Au marketing territorial, les militants EELV opposent la revendication des droits culturels, qui figure dans la loi NOTRe et la loi LCAP. Autrement dit, « une conception des politiques culturelles qui se voudrait plus ascendante, moins descendante, en privilégiant notamment les pratiques amateurs », décrypte Jean-Pierre Saez, directeur de l’Observatoire des politiques culturelles. Exit donc les solutions toutes faites verticales, place à une culture pensée par et pour les usagers, avec une forte dimension participative.

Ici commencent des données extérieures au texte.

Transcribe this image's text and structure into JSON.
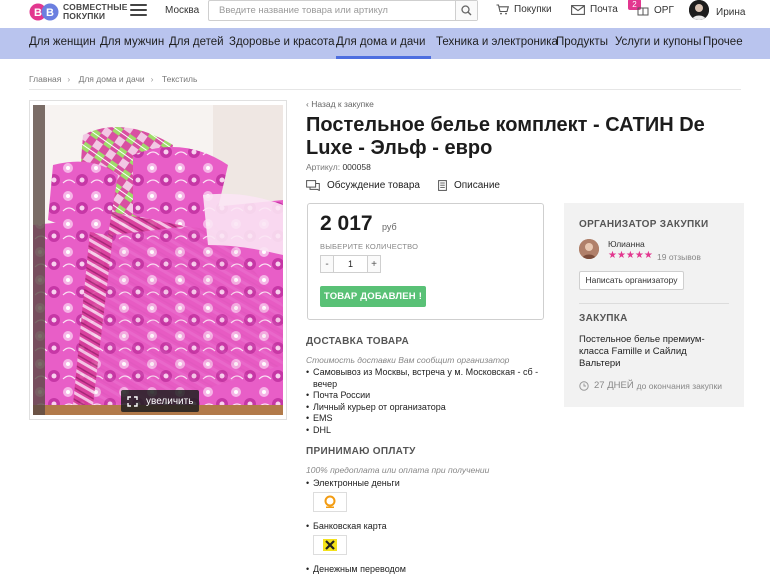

Jean-Marc Coppola, adjoint culture à la mairie de Marseille, préconise ainsi « des rencontres mensuelles entre le public et les acteurs culturels ». « On impose la culture aux gens sans leur donner le choix, sans écouter leurs cultures, or nous sommes dans la co-construction », affirme ainsi Pascale Bonniel Chalier. Le constat est clair : si la fréquentation globale des équipements culturels a explosé ces dernières années, ce sont les mêmes qui en profitent.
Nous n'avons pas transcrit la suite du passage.